George England

From Festipedia, hosted by the FR Heritage Group
Science Museum / Science & Society Picture Library.

George England was born in Newcastle upon Tyne in 1811 or 12. He received his training as an engineer with John Penn Boiler Works and other shipyards in south east London. Later he set up the Hatcham Iron Works and started to make jacks and other machinery. In 1848 he started building railway locomotives and in March 1863 received an order from the FR for two locomotives with the option of a third and later a fourth. Three years later he built another two slightly larger locomotives, see England Engines.

In 1862 his daughter, Lizzie, eloped (under the age of 21) with and married Robert Francis Fairlie, inventor of the Fairlie's Patent locomotive. This led to an acrimonious court case brought by England against Fairlie, which England lost because he was not married to her mother at the time she was born and therefore Lizzie was declared to be nobody's child. It seems no ill will lasted between the two men as they later worked together again.

He had been a director of the Crystal Palace Company after it moved to Sydenham Hill (within a few miles of Hatcham) but resigned after his personal affairs were made public by the trial with Fairlie. He declared he had uncovered incompetence and corruption which made him unpopular. He was also said to be very unpopular with his workers and ruled them with a "rod of iron".

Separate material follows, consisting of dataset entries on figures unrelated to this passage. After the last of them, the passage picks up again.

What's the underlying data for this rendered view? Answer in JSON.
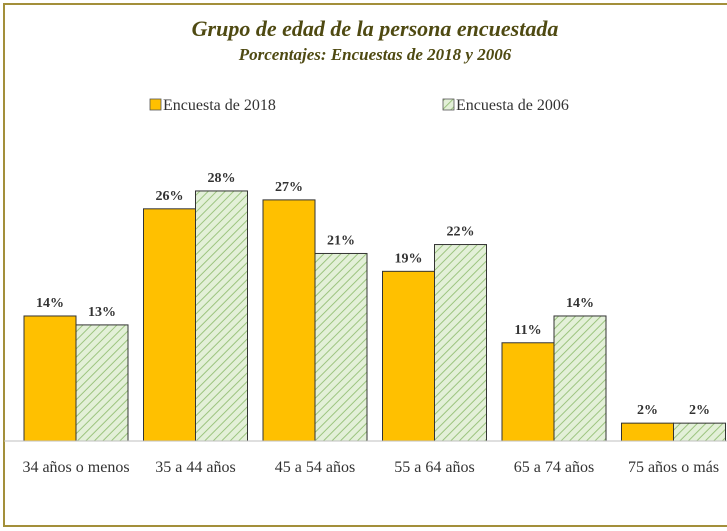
{
  "chart_data": {
    "type": "bar",
    "title": "Grupo de edad de la persona encuestada",
    "subtitle": "Porcentajes: Encuestas de 2018 y 2006",
    "categories": [
      "34 años o menos",
      "35 a 44 años",
      "45 a 54 años",
      "55 a 64 años",
      "65 a 74 años",
      "75 años o más"
    ],
    "series": [
      {
        "name": "Encuesta de 2018",
        "color": "#ffc000",
        "pattern": "solid",
        "values": [
          14,
          26,
          27,
          19,
          11,
          2
        ],
        "value_labels": [
          "14%",
          "26%",
          "27%",
          "19%",
          "11%",
          "2%"
        ]
      },
      {
        "name": "Encuesta de 2006",
        "color": "#e3f0d8",
        "pattern": "hatch",
        "values": [
          13,
          28,
          21,
          22,
          14,
          2
        ],
        "value_labels": [
          "13%",
          "28%",
          "21%",
          "22%",
          "14%",
          "2%"
        ]
      }
    ]
  }
}
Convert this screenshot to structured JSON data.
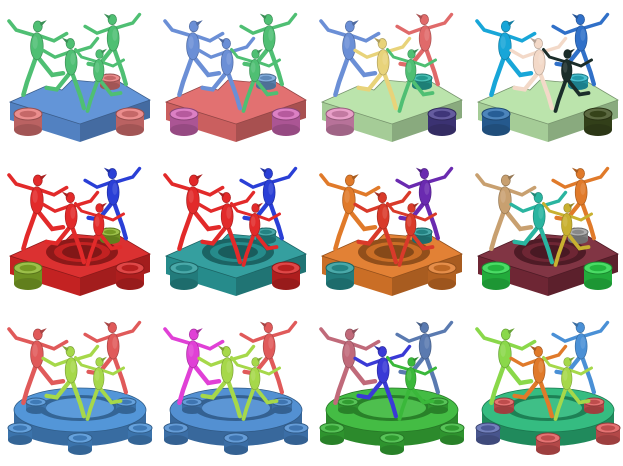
{
  "grid": {
    "rows": 3,
    "cols": 4,
    "cells": [
      {
        "row": 0,
        "col": 0,
        "scene": "puzzle-piece",
        "palette": {
          "base": "#5b8fd6",
          "cyl_left": "#e87a7a",
          "cyl_right": "#e87a7a",
          "cyl_back": "#e87a7a",
          "dancer_a": "#4fbf73",
          "dancer_b": "#4fbf73",
          "dancer_c": "#4fbf73",
          "dancer_d": "#4fbf73"
        }
      },
      {
        "row": 0,
        "col": 1,
        "scene": "puzzle-piece",
        "palette": {
          "base": "#e06a6a",
          "cyl_left": "#d66ab9",
          "cyl_right": "#d66ab9",
          "cyl_back": "#6fa0d8",
          "dancer_a": "#6b8fd6",
          "dancer_b": "#6b8fd6",
          "dancer_c": "#4fbf73",
          "dancer_d": "#4fbf73"
        }
      },
      {
        "row": 0,
        "col": 2,
        "scene": "puzzle-piece",
        "palette": {
          "base": "#b7e3a8",
          "cyl_left": "#e58fbf",
          "cyl_right": "#4a3f8e",
          "cyl_back": "#2ab5a8",
          "dancer_a": "#6b8fd6",
          "dancer_b": "#e8d37a",
          "dancer_c": "#e06a6a",
          "dancer_d": "#4fbf73"
        }
      },
      {
        "row": 0,
        "col": 3,
        "scene": "puzzle-piece",
        "palette": {
          "base": "#b7e3a8",
          "cyl_left": "#2e6fb0",
          "cyl_right": "#3f4f1f",
          "cyl_back": "#2ab5c8",
          "dancer_a": "#18a6d8",
          "dancer_b": "#f3d9c8",
          "dancer_c": "#3070c8",
          "dancer_d": "#1b2d2a"
        }
      },
      {
        "row": 1,
        "col": 0,
        "scene": "puzzle-ring",
        "palette": {
          "base": "#d92626",
          "cyl_left": "#8ab52a",
          "cyl_right": "#d92626",
          "cyl_back": "#8ab52a",
          "dancer_a": "#e22a2a",
          "dancer_b": "#e22a2a",
          "dancer_c": "#2a3fd6",
          "dancer_d": "#e22a2a"
        }
      },
      {
        "row": 1,
        "col": 1,
        "scene": "puzzle-ring",
        "palette": {
          "base": "#2a9a9a",
          "cyl_left": "#2a9a9a",
          "cyl_right": "#d92626",
          "cyl_back": "#2a9a9a",
          "dancer_a": "#e22a2a",
          "dancer_b": "#e22a2a",
          "dancer_c": "#2a3fd6",
          "dancer_d": "#e22a2a"
        }
      },
      {
        "row": 1,
        "col": 2,
        "scene": "puzzle-ring",
        "palette": {
          "base": "#e07a2a",
          "cyl_left": "#2a9a9a",
          "cyl_right": "#e07a2a",
          "cyl_back": "#2a9a9a",
          "dancer_a": "#e07a2a",
          "dancer_b": "#d93a2a",
          "dancer_c": "#6a2ab0",
          "dancer_d": "#d93a2a"
        }
      },
      {
        "row": 1,
        "col": 3,
        "scene": "puzzle-ring",
        "palette": {
          "base": "#7a2a3a",
          "cyl_left": "#2ad64a",
          "cyl_right": "#2ad64a",
          "cyl_back": "#a0a0a0",
          "dancer_a": "#c8a070",
          "dancer_b": "#2ab5a0",
          "dancer_c": "#e07a2a",
          "dancer_d": "#c8b030"
        }
      },
      {
        "row": 2,
        "col": 0,
        "scene": "gear",
        "palette": {
          "base": "#4a90d6",
          "cyl_left": "#4a90d6",
          "cyl_right": "#4a90d6",
          "cyl_back": "#4a90d6",
          "dancer_a": "#e05a5a",
          "dancer_b": "#a6d84a",
          "dancer_c": "#e05a5a",
          "dancer_d": "#a6d84a"
        }
      },
      {
        "row": 2,
        "col": 1,
        "scene": "gear",
        "palette": {
          "base": "#4a8ad0",
          "cyl_left": "#4a8ad0",
          "cyl_right": "#4a8ad0",
          "cyl_back": "#4a8ad0",
          "dancer_a": "#e040d6",
          "dancer_b": "#a6d84a",
          "dancer_c": "#e05a5a",
          "dancer_d": "#a6d84a"
        }
      },
      {
        "row": 2,
        "col": 2,
        "scene": "gear",
        "palette": {
          "base": "#3ab83a",
          "cyl_left": "#3ab83a",
          "cyl_right": "#3ab83a",
          "cyl_back": "#3ab83a",
          "dancer_a": "#c06a7a",
          "dancer_b": "#3a3ad6",
          "dancer_c": "#5a7ab0",
          "dancer_d": "#3ab83a"
        }
      },
      {
        "row": 2,
        "col": 3,
        "scene": "gear",
        "palette": {
          "base": "#2ab87a",
          "cyl_left": "#5a6ab0",
          "cyl_right": "#e05a5a",
          "cyl_back": "#e05a5a",
          "dancer_a": "#8ad84a",
          "dancer_b": "#e07a2a",
          "dancer_c": "#4a90d6",
          "dancer_d": "#a6d84a"
        }
      }
    ]
  }
}
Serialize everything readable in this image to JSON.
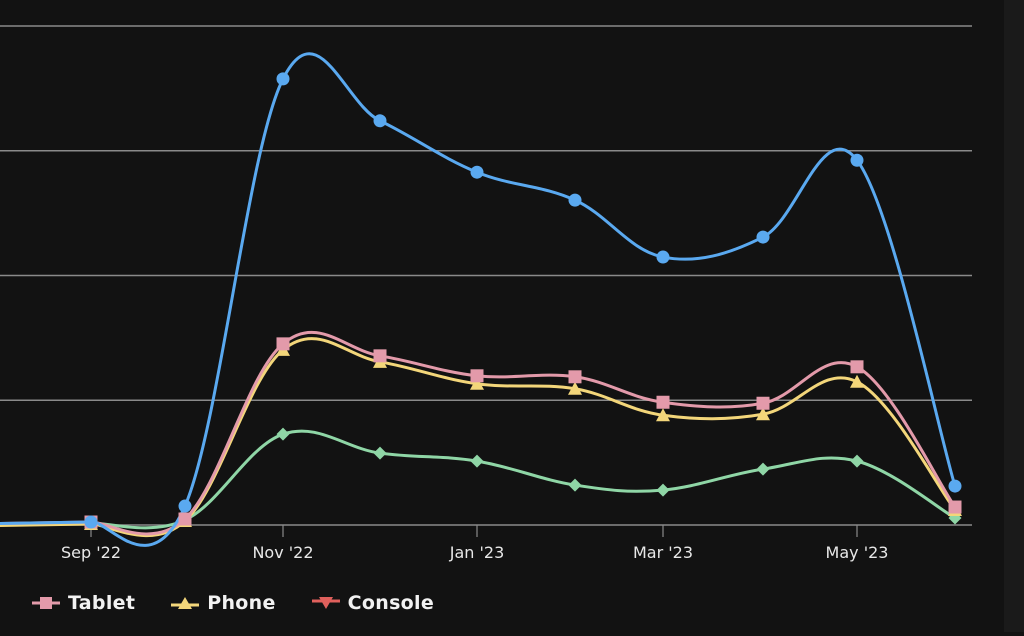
{
  "chart_data": {
    "type": "line",
    "title": "",
    "xlabel": "",
    "ylabel": "",
    "ylim": [
      0,
      100
    ],
    "y_gridlines": [
      0,
      25,
      50,
      75,
      100
    ],
    "y_tick_labels_visible": false,
    "grid": true,
    "legend_position": "bottom-left",
    "x": [
      "Sep '22",
      "Oct '22",
      "Nov '22",
      "Dec '22",
      "Jan '23",
      "Feb '23",
      "Mar '23",
      "Apr '23",
      "May '23",
      "Jun '23"
    ],
    "x_tick_labels": [
      "Sep '22",
      "Nov '22",
      "Jan '23",
      "Mar '23",
      "May '23"
    ],
    "series": [
      {
        "name": "(unlabeled blue)",
        "color": "#5aa9f0",
        "marker": "circle",
        "values": [
          0.6,
          3.8,
          89.4,
          81.0,
          70.7,
          65.1,
          53.7,
          57.7,
          73.1,
          7.8
        ]
      },
      {
        "name": "Tablet",
        "color": "#e39aaa",
        "marker": "square",
        "values": [
          0.6,
          1.2,
          36.3,
          33.9,
          29.9,
          29.7,
          24.6,
          24.4,
          31.7,
          3.6
        ]
      },
      {
        "name": "Phone",
        "color": "#f3d67a",
        "marker": "triangle-up",
        "values": [
          0.2,
          0.8,
          35.1,
          32.7,
          28.3,
          27.3,
          22.0,
          22.2,
          28.7,
          3.0
        ]
      },
      {
        "name": "(unlabeled green)",
        "color": "#8fd6a6",
        "marker": "diamond",
        "values": [
          0.4,
          1.0,
          18.2,
          14.4,
          12.8,
          8.0,
          7.0,
          11.2,
          12.8,
          1.4
        ]
      },
      {
        "name": "Console",
        "color": "#e0605c",
        "marker": "triangle-down",
        "values": []
      }
    ]
  },
  "legend": {
    "items": [
      {
        "label": "Tablet",
        "color": "#e39aaa",
        "icon": "square-marker-icon"
      },
      {
        "label": "Phone",
        "color": "#f3d67a",
        "icon": "triangle-up-marker-icon"
      },
      {
        "label": "Console",
        "color": "#e0605c",
        "icon": "triangle-down-marker-icon"
      }
    ]
  },
  "colors": {
    "background": "#121212",
    "gridline": "#8a8a8a",
    "axis_text": "#e8e8e8",
    "right_strip": "#1a1a1a"
  }
}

In addition to the single England engines (above), George England also offered to build a Double Fairlie for the FR in 1868. The engine (Little Wonder) was built at England's works in 1869, being delivered in August.

Shortly afterwards, in September 1869, George sold the Hatcham business to the Fairlie Engine And Steam Carriage Company which was a partnership of Robert Francis Fairlie, his son George England Jr., and J. S. Fraser of the GWR. He retired, living on in France until he died in 1878.

The only other George England loco still in existence is "Shannon", a small standard-gauge 0-4-0 well tank engine dating from 1857 which was built at a cost of £800, for Captain William Peel, R.N., owner of the Sandy and Potton Railway in Bedfordshire. The S&PR was absorbed into the LNWR, but the loco, after a brief period of use on the Cromford & High Peak line of the LNWR, was sold in 1878 for use on the Wantage Tramway where it ran until 1945 and is now preserved at the Great Western Society depot at Didcot.

The other surviving England locomotive at Didcot.